Reaching that conclusion, I softly kiss Jericho's cheek before I leave. I'm happy to see that his face is already looking better. Well, it's always looked good, but you know what I mean.

Heading to pick up Hattie, I start brainstorming what we could do about his siblings. I know the social worker in me will find a solution. I just want them to all be okay. I want them to finally feel safe. I'll do anything in my power to make that happen.

Soon I'm pulling up to Hattie's house, and I realize this is the perfect opportunity to give her the update about yesterday.

As usual, the morning passes fast. There's minimal puking and tears, and my favorite boys, Emmett and Roland, each drew me a picture. I proudly hung them up on my wall.

Out of sympathy, Hattie offers to buy me a panini for lunch. I graciously accept. I haven't had a good ham, sun-dried tomato, and cheese in a long time. I'm surprised how slow and quiet the café is. It's one of the best places in town!
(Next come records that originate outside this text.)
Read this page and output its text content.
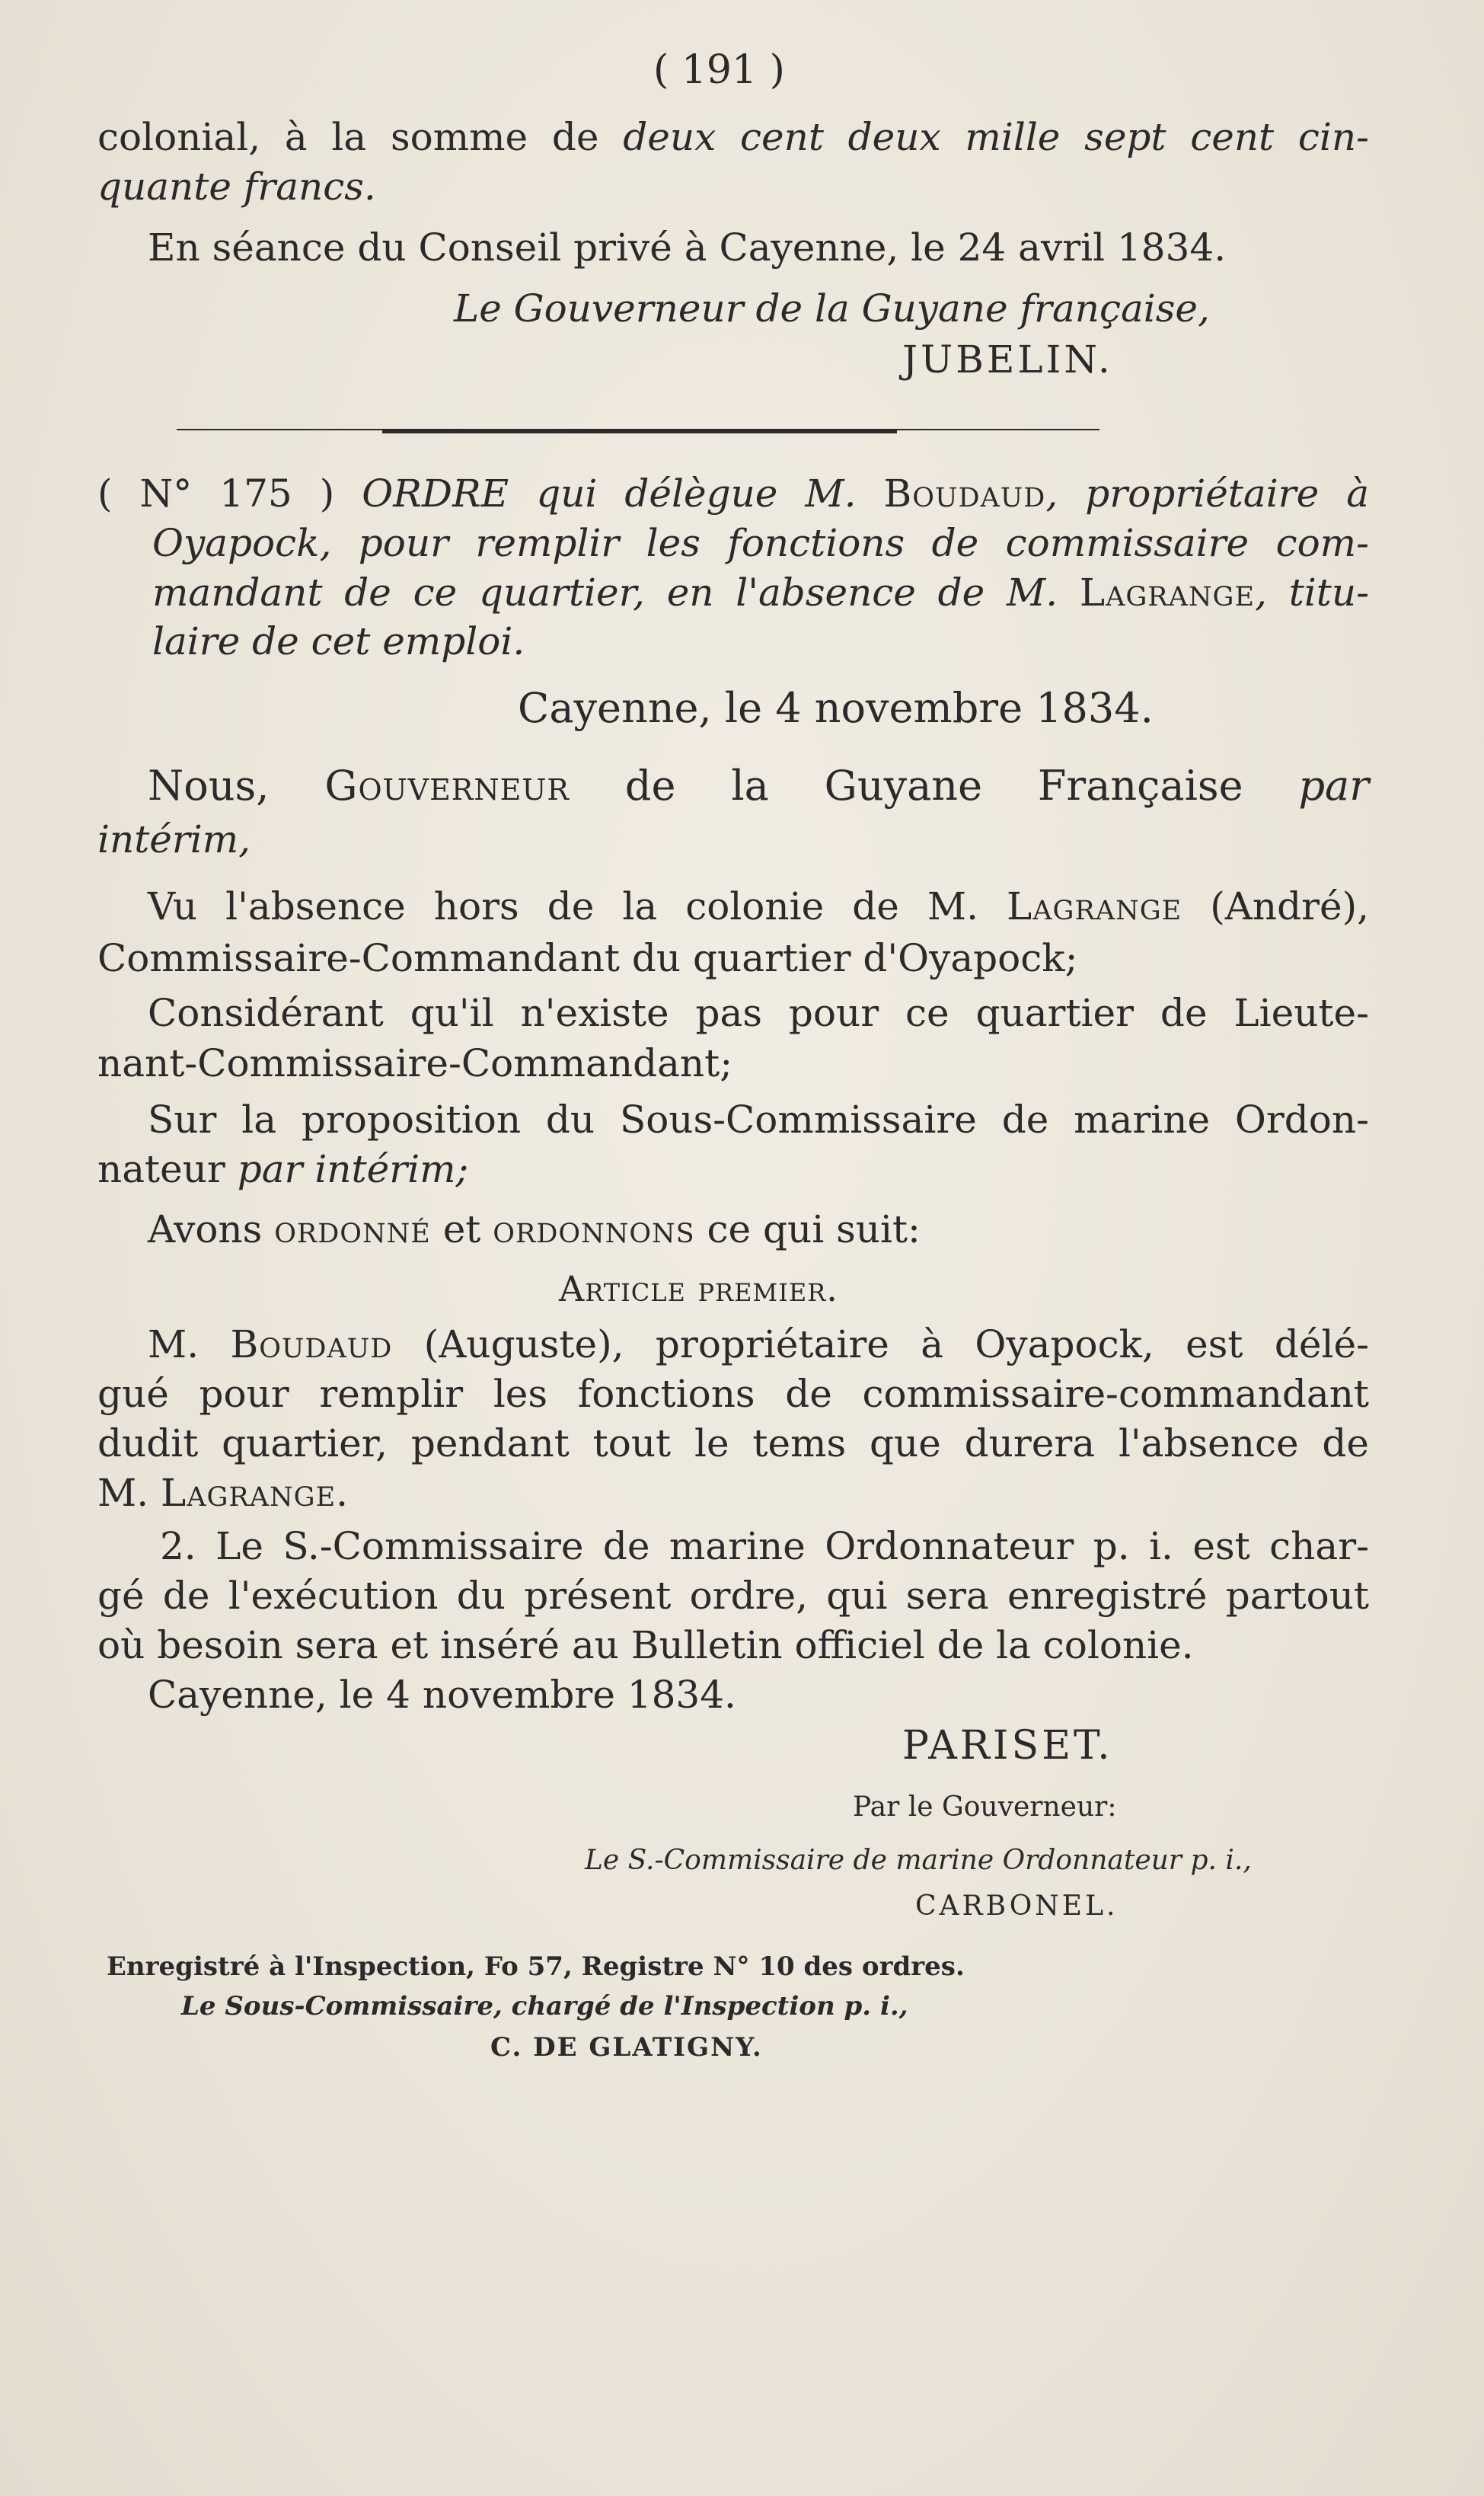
( 191 )
colonial, à la somme de deux cent deux mille sept cent cin-
quante francs.
En séance du Conseil privé à Cayenne, le 24 avril 1834.
Le Gouverneur de la Guyane française,
JUBELIN.
( N° 175 ) ORDRE qui délègue M. Boudaud, propriétaire à
Oyapock, pour remplir les fonctions de commissaire com-
mandant de ce quartier, en l'absence de M. Lagrange, titu-
laire de cet emploi.
Cayenne, le 4 novembre 1834.
Nous, Gouverneur de la Guyane Française par
intérim,
Vu l'absence hors de la colonie de M. Lagrange (André),
Commissaire-Commandant du quartier d'Oyapock;
Considérant qu'il n'existe pas pour ce quartier de Lieute-
nant-Commissaire-Commandant;
Sur la proposition du Sous-Commissaire de marine Ordon-
nateur par intérim;
Avons ordonné et ordonnons ce qui suit:
Article premier.
M. Boudaud (Auguste), propriétaire à Oyapock, est délé-
gué pour remplir les fonctions de commissaire-commandant
dudit quartier, pendant tout le tems que durera l'absence de
M. Lagrange.
2. Le S.-Commissaire de marine Ordonnateur p. i. est char-
gé de l'exécution du présent ordre, qui sera enregistré partout
où besoin sera et inséré au Bulletin officiel de la colonie.
Cayenne, le 4 novembre 1834.
PARISET.
Par le Gouverneur:
Le S.-Commissaire de marine Ordonnateur p. i.,
CARBONEL.
Enregistré à l'Inspection, Fo 57, Registre N° 10 des ordres.
Le Sous-Commissaire, chargé de l'Inspection p. i.,
C. DE GLATIGNY.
And after the other day at the restaurant, now it's one of the few places I can go out to eat.

Hattie and I are chatting by the counter waiting for our orders. A few customers leave, another comes in, but we're mostly minding our own. I check my phone for the first time since my shift started, seeing that Jericho texted, Have a great day beautiful, this morning

"So he's basically living with you?" Hattie sums up, now that I've had the chance to finish up telling her about current events.

I scoff, looking back up at her after responding to his message. "He's not living with me, he's staying with me. There's a difference. Plus, it's only been one night."

"Right," she says like she doesn't believe me. I give her a look. "Jericho might have changed, but-"

Our conversation is then interrupted by a short, shrill laugh. We both turn and suddenly my stomach plummets.

Standing a few feet to our left is a girl named Eleanor, more commonly known as Ellie. Also known as the girl Jericho pretty much left me for almost five years ago.

Not much has changed about her. I haven't seen her in years because she's a bit younger. I believe she's the same age as Jenna and Julie. Why is she listening to our conversation?